CT
CTAS
Aug 31, 2024
Quarter ended Aug 31, 2024 · FY2025 Q1

Cintas Corporation stock research

Cintas (CTAS) Free Cash Flow — Quarter Ended Aug 31, 2024

Revenue was stable versus the prior quarter and higher year-over-year. Free cash flow margin weakened sequentially but improved substantially compared with the same quarter last year.

Free cash flow takeaway

A quick read on the company's cash generation and what it means for investors.

Revenue was stable versus the prior quarter and higher year-over-year. Free cash flow margin weakened sequentially but improved substantially compared with the same quarter last year.

  • Revenue remained unchanged from the preceding quarter while operating cash flow declined; combined with a lower capital expenditure, free cash flow contracted.
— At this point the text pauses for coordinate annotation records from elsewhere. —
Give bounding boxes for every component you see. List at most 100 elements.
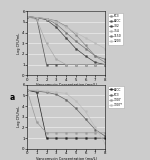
1307	[104, 132, 106, 134]
1150	[65, 32, 67, 33]
Legend: ATCC, PC3, 1307, 1307*: ATCC, PC3, 1307, 1307*	[108, 86, 124, 108]
302	[26, 16, 28, 17]
1203	[94, 42, 96, 44]
1150	[75, 40, 77, 42]
1150	[104, 58, 106, 60]
354	[75, 64, 77, 65]
1307*	[75, 100, 77, 102]
PC3	[46, 18, 47, 20]
302	[85, 55, 86, 57]
ATCC	[65, 64, 67, 65]
ATCC	[36, 18, 38, 20]
302	[104, 64, 106, 65]
ATCC	[94, 137, 96, 139]
1307	[65, 132, 67, 134]
ATCC	[104, 64, 106, 65]
Line: ATCC: ATCC	[26, 89, 106, 139]
PC3	[75, 107, 77, 109]
ATCC	[26, 16, 28, 17]
1307	[36, 121, 38, 123]
302	[75, 48, 77, 49]
1150	[26, 16, 28, 17]
1203	[55, 21, 57, 23]
1203	[85, 37, 86, 39]
302	[55, 26, 57, 28]
354	[94, 64, 96, 65]
1307	[85, 132, 86, 134]
1307	[94, 132, 96, 134]
PC3	[26, 16, 28, 17]
1203	[46, 18, 47, 20]
1307*	[94, 127, 96, 128]
ATCC	[75, 64, 77, 65]
354	[85, 64, 86, 65]
PC3	[75, 34, 77, 36]
354	[55, 58, 57, 60]
1150	[85, 48, 86, 49]
PC3	[94, 129, 96, 131]
1307*	[26, 89, 28, 91]
302	[46, 19, 47, 21]
ATCC	[85, 64, 86, 65]
PC3	[36, 90, 38, 92]
Y-axis label: Log CFU/mL: Log CFU/mL	[17, 106, 21, 127]
Line: 1150: 1150	[26, 16, 106, 60]
1203	[104, 48, 106, 49]
1203	[36, 17, 38, 19]
354	[26, 16, 28, 17]
354	[65, 64, 67, 65]
PC3	[94, 55, 96, 57]
Line: 1307: 1307	[26, 89, 106, 134]
Line: PC3: PC3	[26, 89, 106, 137]
PC3	[46, 91, 47, 93]
1307*	[65, 92, 67, 94]
Line: 1203: 1203	[26, 16, 106, 49]
PC3	[26, 89, 28, 91]
1307	[26, 89, 28, 91]
1307*	[55, 91, 57, 93]
ATCC	[55, 64, 57, 65]
1150	[94, 55, 96, 57]
Text: a: a	[10, 93, 15, 102]
Line: 354: 354	[26, 16, 106, 65]
1307*	[46, 90, 47, 92]
PC3	[65, 99, 67, 101]
ATCC	[65, 137, 67, 139]
Legend: PC3, ATCC, 302, 354, 1150, 1203: PC3, ATCC, 302, 354, 1150, 1203	[108, 13, 123, 44]
1203	[75, 32, 77, 33]
Line: ATCC: ATCC	[26, 16, 106, 65]
PC3	[85, 118, 86, 120]
1307	[55, 132, 57, 134]
1307*	[85, 111, 86, 112]
Y-axis label: Log CFU/mL: Log CFU/mL	[17, 33, 21, 54]
302	[65, 37, 67, 39]
ATCC	[55, 137, 57, 139]
PC3	[55, 20, 57, 22]
1150	[36, 17, 38, 19]
1307	[46, 132, 47, 134]
PC3	[104, 135, 106, 137]
Line: 1307*: 1307*	[26, 89, 106, 144]
354	[46, 42, 47, 44]
ATCC	[104, 137, 106, 139]
ATCC	[26, 89, 28, 91]
X-axis label: Vancomycin Concentration (mg/L): Vancomycin Concentration (mg/L)	[36, 156, 96, 160]
ATCC	[94, 64, 96, 65]
ATCC	[36, 91, 38, 93]
Line: PC3: PC3	[26, 16, 106, 63]
ATCC	[46, 137, 47, 139]
Line: 302: 302	[26, 16, 106, 65]
1203	[26, 16, 28, 17]
1307	[75, 132, 77, 134]
1203	[65, 26, 67, 28]
PC3	[55, 93, 57, 95]
ATCC	[75, 137, 77, 139]
X-axis label: Vancomycin Concentration (mg/L): Vancomycin Concentration (mg/L)	[36, 83, 96, 87]
ATCC	[85, 137, 86, 139]
ATCC	[46, 64, 47, 65]
PC3	[104, 61, 106, 63]
1150	[55, 23, 57, 25]
1150	[46, 18, 47, 20]
PC3	[36, 17, 38, 19]
302	[94, 61, 96, 63]
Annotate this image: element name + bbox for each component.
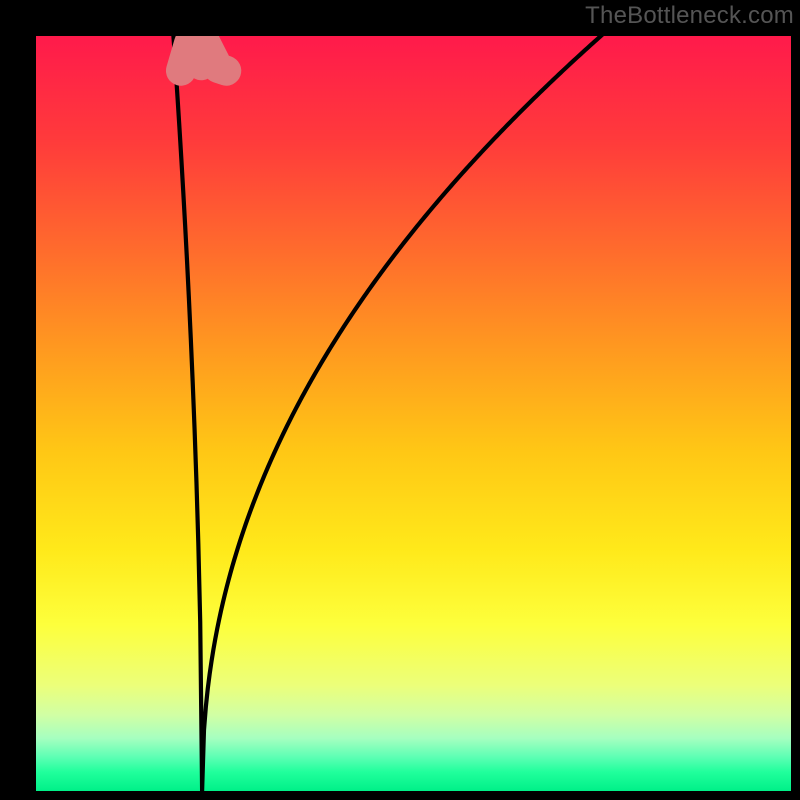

Compared with the same quarter a year earlier, revenue increased and operating cash flow improved more than the rise in capital expenditure, leading to higher free cash flow and an improved free cash flow margin.
  • Free cash flow and margin were lower than the immediate prior quarter, driven by a weaker operating cash flow conversion on stable revenue. Versus the year-ago quarter, free cash flow and margin were higher, supported by stronger operating cash flow on higher revenue.

FCF snapshot

Quarterly and TTM cash-flow metrics with the minimum valuation context.

TTM free cash flow

$1.8B

Trailing twelve-month free cash flow.

Quarter free cash flow

$367.4M

Free cash flow in the selected fiscal quarter.

Operating cash flow

$460.4M

Cash generated by operations before capital spending.

CapEx

$92.9M

Capital spending and related asset purchases.

FCF margin

14.7%

The share of revenue converted into free cash flow.

Cash flow trend

A short quarterly history shows whether FCF is scaling with revenue or only spiking for one period.

PeriodRevenueOperating CFCapExFCFFCF margin
2023-11-30$2.4B$392.7M$93.8M$298.9M12.6%
2024-02-29$2.4B$657.1M$107.0M$550.1M22.9%
2024-05-31$2.5B$681.8M$101.9M$579.8M23.5%
2024-08-31$2.5B$460.4M$92.9M$367.4M14.7%

Cash conversion quality

Checks that separate high-quality free cash flow from accounting noise or working-capital timing.

FCF / net income81.3%Shows whether accounting earnings convert into cash.
CapEx / revenue3.7%Lower capital intensity usually supports FCF margin.
Net cash-$1.9BCash and equivalents minus total debt.

Recent events shaping cash flow

Near-term business events that help explain the free cash flow result.

Supportive

Year-over-year operating cash flow strength

Operating cash flow was notably higher compared with the same quarter one year earlier, while capital expenditure was slightly lower. This combination produced a higher free cash flow and an expanded free cash flow margin relative to the year-ago period.

The year-over-year improvement in operating cash flow was the strongest observable driver of the increase in free cash flow and margin.

What the cash flow says

How to interpret the company's free cash flow beyond the headline number.

Revenue remained unchanged from the preceding quarter while operating cash flow declined; combined with a lower capital expenditure, free cash flow contracted. Compared with the same quarter a year earlier, revenue increased and operating cash flow improved more than the rise in capital expenditure, leading to higher free cash flow and an improved free cash flow margin.

Free cash flow and margin were lower than the immediate prior quarter, driven by a weaker operating cash flow conversion on stable revenue. Versus the year-ago quarter, free cash flow and margin were higher, supported by stronger operating cash flow on higher revenue.

Monitor the sequential change in operating cash flow, as it was the primary factor behind the decline in free cash flow from the previous quarter.